Persoalan sanitasi pernah menjadi tantangan di wilayah Desa Hijrah, Kecamatan Lape, Kabupaten Sumbawa, Nusa Tenggara Barat.
Sebelum tahun 2016, masyarakat di desa ini terbiasa buang air besar sembarangan sehingga ancaman penyakit seperti diare, tifus, cacingan, hingga Demam Berdarah Dengue (DBD) pun menjadi momok yang sangat menakutkan.
Baca juga: Saat Siswi SMP di Sumbawa Pilih Bolos Sekolah karena Menstruasi...
Kondisi ini membuat seorang petugas sanitarian penyelia di Puskesmas Lape, Farida, merasa tergerak untuk membuat perubahan. Ia pun berupaya untuk mengubah kebiasaan warga yang sudah turun temurun.
"Saat itu, perilaku masyarakat di Desa Hijrah sangat buruk, masih BAB sembarangan. Aroma tak sedap tercium di mana pun," kata Farida, Kamis (12/4/2023).
Perjuangan Farida tidaklah mudah. Seringkali, ia harus bersembunyi di semak belukar demi bisa melihat kondisi sungai dan hutan. Tujuannya, untuk mengetahui di mana lokasi buang air besar warga.
Namun, titik terang mulai terlihat ketika ia bersentuhan langsung dengan masyarakat dan program Sanitasi Total Berbasis Masyarakat (STBM).
Program STBM yang dimulai secara nasional pada tahun 2008 ini mulai diterapkan juga di Kecamatan Lape pada 2016.

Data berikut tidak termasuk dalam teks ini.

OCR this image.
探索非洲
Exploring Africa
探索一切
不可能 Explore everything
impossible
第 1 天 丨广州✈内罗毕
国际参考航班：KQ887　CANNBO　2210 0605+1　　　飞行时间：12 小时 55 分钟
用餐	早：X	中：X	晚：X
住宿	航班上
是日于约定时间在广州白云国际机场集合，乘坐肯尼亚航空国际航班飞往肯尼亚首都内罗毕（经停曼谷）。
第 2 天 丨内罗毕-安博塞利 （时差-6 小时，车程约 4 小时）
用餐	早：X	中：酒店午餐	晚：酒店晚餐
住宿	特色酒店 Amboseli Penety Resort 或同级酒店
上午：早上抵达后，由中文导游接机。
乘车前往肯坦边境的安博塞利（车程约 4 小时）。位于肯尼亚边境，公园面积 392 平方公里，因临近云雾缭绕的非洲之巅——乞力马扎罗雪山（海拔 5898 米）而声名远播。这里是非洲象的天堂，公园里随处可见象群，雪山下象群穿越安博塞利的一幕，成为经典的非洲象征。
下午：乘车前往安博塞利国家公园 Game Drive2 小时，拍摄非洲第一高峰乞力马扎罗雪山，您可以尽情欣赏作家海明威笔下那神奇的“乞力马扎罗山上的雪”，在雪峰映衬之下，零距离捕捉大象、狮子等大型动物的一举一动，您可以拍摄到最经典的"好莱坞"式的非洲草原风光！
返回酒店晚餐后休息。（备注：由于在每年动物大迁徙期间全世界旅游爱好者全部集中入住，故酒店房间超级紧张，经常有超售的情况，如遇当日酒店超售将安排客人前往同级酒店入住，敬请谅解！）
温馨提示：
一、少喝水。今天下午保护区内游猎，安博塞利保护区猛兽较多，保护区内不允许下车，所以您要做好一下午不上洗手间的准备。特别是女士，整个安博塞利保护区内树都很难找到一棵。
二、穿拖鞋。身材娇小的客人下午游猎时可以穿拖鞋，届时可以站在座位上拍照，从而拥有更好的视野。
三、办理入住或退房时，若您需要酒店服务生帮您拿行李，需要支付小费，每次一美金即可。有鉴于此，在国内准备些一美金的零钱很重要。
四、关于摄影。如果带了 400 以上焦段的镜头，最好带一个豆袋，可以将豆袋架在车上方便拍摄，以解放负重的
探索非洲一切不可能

Melalui program ini, Farida berupaya mengintervensi praktik sanitasi di Desa Hijrah. Ia memulainya dengan mencoba menyelesaikan pilar pertama STBM, yaitu 100 persen stop buang air besar sembarangan.
Pada awal proses intervensi, Farida dan kelompok terkait melakukan sosialisasi dan demonstrasi (pemicuan) STBM.

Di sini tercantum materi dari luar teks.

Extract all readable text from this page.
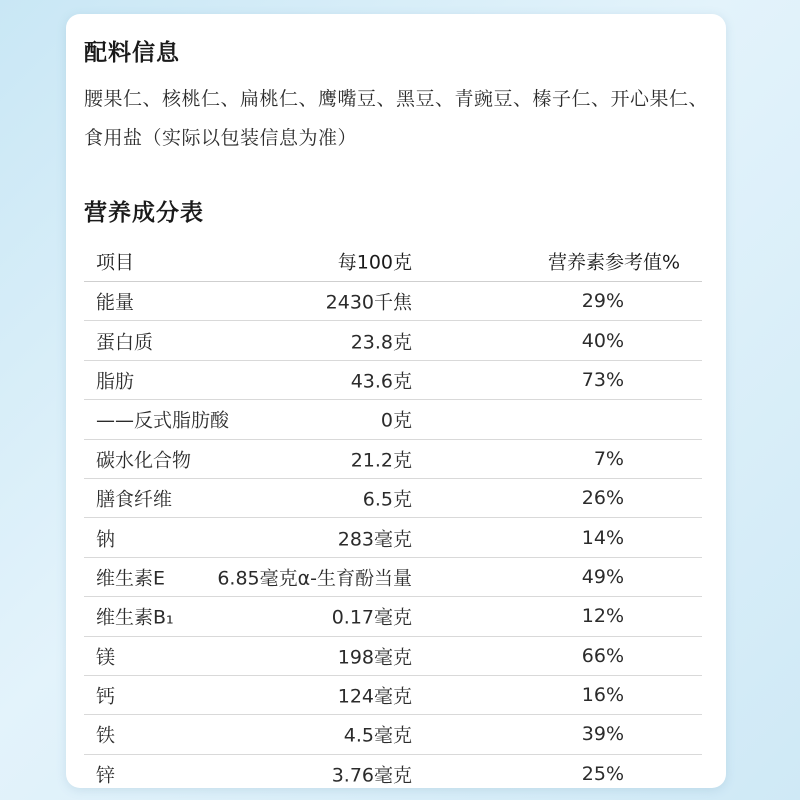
配料信息
腰果仁、核桃仁、扁桃仁、鹰嘴豆、黑豆、青豌豆、榛子仁、开心果仁、食用盐（实际以包装信息为准）
营养成分表
项目	每100克	营养素参考值%
能量	2430千焦	29%
蛋白质	23.8克	40%
脂肪	43.6克	73%
——反式脂肪酸	0克
碳水化合物	21.2克	7%
膳食纤维	6.5克	26%
钠	283毫克	14%
维生素E	6.85毫克α-生育酚当量	49%
维生素B₁	0.17毫克	12%
镁	198毫克	66%
钙	124毫克	16%
铁	4.5毫克	39%
锌	3.76毫克	25%
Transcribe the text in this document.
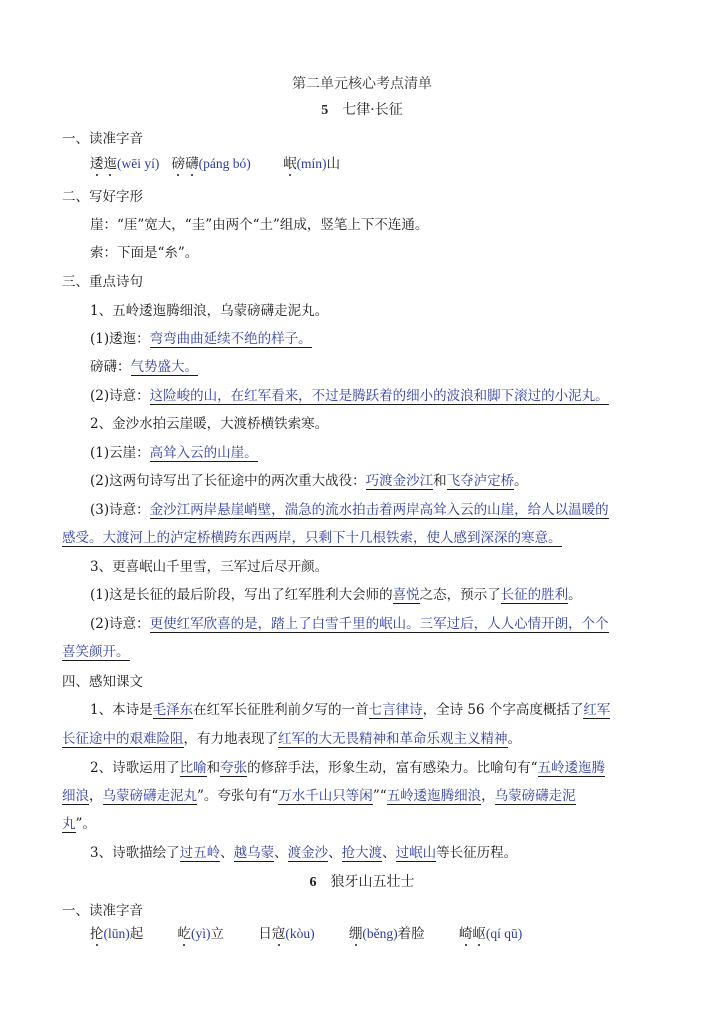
第二单元核心考点清单
5 七律·长征
一、读准字音
逶迤(wēi yí) 磅礴(páng bó) 岷(mín)山
二、写好字形
崖：“厓”宽大，“圭”由两个“土”组成，竖笔上下不连通。
索：下面是“糸”。
三、重点诗句
1、五岭逶迤腾细浪，乌蒙磅礴走泥丸。
(1)逶迤：弯弯曲曲延续不绝的样子。
磅礴：气势盛大。
(2)诗意：这险峻的山，在红军看来，不过是腾跃着的细小的波浪和脚下滚过的小泥丸。
2、金沙水拍云崖暖，大渡桥横铁索寒。
(1)云崖：高耸入云的山崖。
(2)这两句诗写出了长征途中的两次重大战役：巧渡金沙江和飞夺泸定桥。
(3)诗意：金沙江两岸悬崖峭壁，湍急的流水拍击着两岸高耸入云的山崖，给人以温暖的
感受。大渡河上的泸定桥横跨东西两岸，只剩下十几根铁索，使人感到深深的寒意。
3、更喜岷山千里雪，三军过后尽开颜。
(1)这是长征的最后阶段，写出了红军胜利大会师的喜悦之态，预示了长征的胜利。
(2)诗意：更使红军欣喜的是，踏上了白雪千里的岷山。三军过后，人人心情开朗，个个
喜笑颜开。
四、感知课文
1、本诗是毛泽东在红军长征胜利前夕写的一首七言律诗，全诗 56 个字高度概括了红军
长征途中的艰难险阻，有力地表现了红军的大无畏精神和革命乐观主义精神。
2、诗歌运用了比喻和夸张的修辞手法，形象生动，富有感染力。比喻句有“五岭逶迤腾
细浪，乌蒙磅礴走泥丸”。夸张句有“万水千山只等闲”“五岭逶迤腾细浪，乌蒙磅礴走泥
丸”。
3、诗歌描绘了过五岭、越乌蒙、渡金沙、抢大渡、过岷山等长征历程。
6 狼牙山五壮士
一、读准字音
抡(lūn)起	屹(yì)立	日寇(kòu)	绷(běng)着脸	崎岖(qí qū)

Menurut Farida, dalam proses ini, warga mengakui melihat dan mencium aroma tak sedap itu. Mereka juga merasa malu, jijik, takut berdosa, dan mau berubah. Namun, kendalanya adalah dana.
"Tantangan terberat mengubah pola pikir orang tua adalah karena kebiasaan buang air sembarangan sudah turun temurun," sebut Farida.

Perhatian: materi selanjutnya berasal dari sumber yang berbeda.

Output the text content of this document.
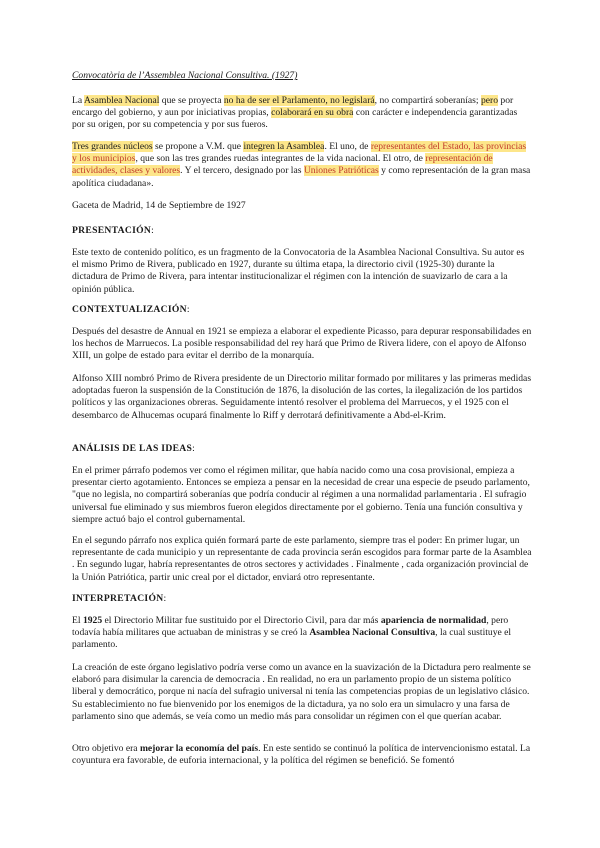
Convocatòria de l’Assemblea Nacional Consultiva. (1927)
La Asamblea Nacional que se proyecta no ha de ser el Parlamento, no legislará, no compartirá soberanías; pero por encargo del gobierno, y aun por iniciativas propias, colaborará en su obra con carácter e independencia garantizadas por su origen, por su competencia y por sus fueros.
Tres grandes núcleos se propone a V.M. que integren la Asamblea. El uno, de representantes del Estado, las provincias y los municipios, que son las tres grandes ruedas integrantes de la vida nacional. El otro, de representación de actividades, clases y valores. Y el tercero, designado por las Uniones Patrióticas y como representación de la gran masa apolítica ciudadana».
Gaceta de Madrid, 14 de Septiembre de 1927
PRESENTACIÓN:
Este texto de contenido político, es un fragmento de la Convocatoria de la Asamblea Nacional Consultiva. Su autor es el mismo Primo de Rivera, publicado en 1927, durante su última etapa, la directorio civil (1925-30) durante la dictadura de Primo de Rivera, para intentar institucionalizar el régimen con la intención de suavizarlo de cara a la opinión pública.
CONTEXTUALIZACIÓN:
Después del desastre de Annual en 1921 se empieza a elaborar el expediente Picasso, para depurar responsabilidades en los hechos de Marruecos. La posible responsabilidad del rey hará que Primo de Rivera lidere, con el apoyo de Alfonso XIII, un golpe de estado para evitar el derribo de la monarquía.
Alfonso XIII nombró Primo de Rivera presidente de un Directorio militar formado por militares y las primeras medidas adoptadas fueron la suspensión de la Constitución de 1876, la disolución de las cortes, la ilegalización de los partidos políticos y las organizaciones obreras. Seguidamente intentó resolver el problema del Marruecos, y el 1925 con el desembarco de Alhucemas ocupará finalmente lo Riff y derrotará definitivamente a Abd-el-Krim.
ANÁLISIS DE LAS IDEAS:
En el primer párrafo podemos ver como el régimen militar, que había nacido como una cosa provisional, empieza a presentar cierto agotamiento. Entonces se empieza a pensar en la necesidad de crear una especie de pseudo parlamento, "que no legisla, no compartirá soberanías que podría conducir al régimen a una normalidad parlamentaria . El sufragio universal fue eliminado y sus miembros fueron elegidos directamente por el gobierno. Tenía una función consultiva y siempre actuó bajo el control gubernamental.
En el segundo párrafo nos explica quién formará parte de este parlamento, siempre tras el poder: En primer lugar, un representante de cada municipio y un representante de cada provincia serán escogidos para formar parte de la Asamblea . En segundo lugar, habría representantes de otros sectores y actividades . Finalmente , cada organización provincial de la Unión Patriótica, partir unic creal por el dictador, enviará otro representante.
INTERPRETACIÓN:
El 1925 el Directorio Militar fue sustituido por el Directorio Civil, para dar más apariencia de normalidad, pero todavía había militares que actuaban de ministras y se creó la Asamblea Nacional Consultiva, la cual sustituye el parlamento.
La creación de este órgano legislativo podría verse como un avance en la suavización de la Dictadura pero realmente se elaboró para disimular la carencia de democracia . En realidad, no era un parlamento propio de un sistema político liberal y democrático, porque ni nacía del sufragio universal ni tenía las competencias propias de un legislativo clásico. Su establecimiento no fue bienvenido por los enemigos de la dictadura, ya no solo era un simulacro y una farsa de parlamento sino que además, se veía como un medio más para consolidar un régimen con el que querían acabar.
Otro objetivo era mejorar la economía del país. En este sentido se continuó la política de intervencionismo estatal. La coyuntura era favorable, de euforia internacional, y la política del régimen se benefició. Se fomentó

Kondisi itu diperparah dengan tingkat ekonomi masyarakat yang masih rendah.
Rata-rata warga di Desa Hijrah berprofesi sebagai petani dengan penghasilan sekali setahun, sehingga pembangunan jamban belum menjadi prioritas.
Meski begitu, upaya pengentasan BAB Sembarangan tetap bisa dilakukan dengan kolaborasi dari berbagai sektor.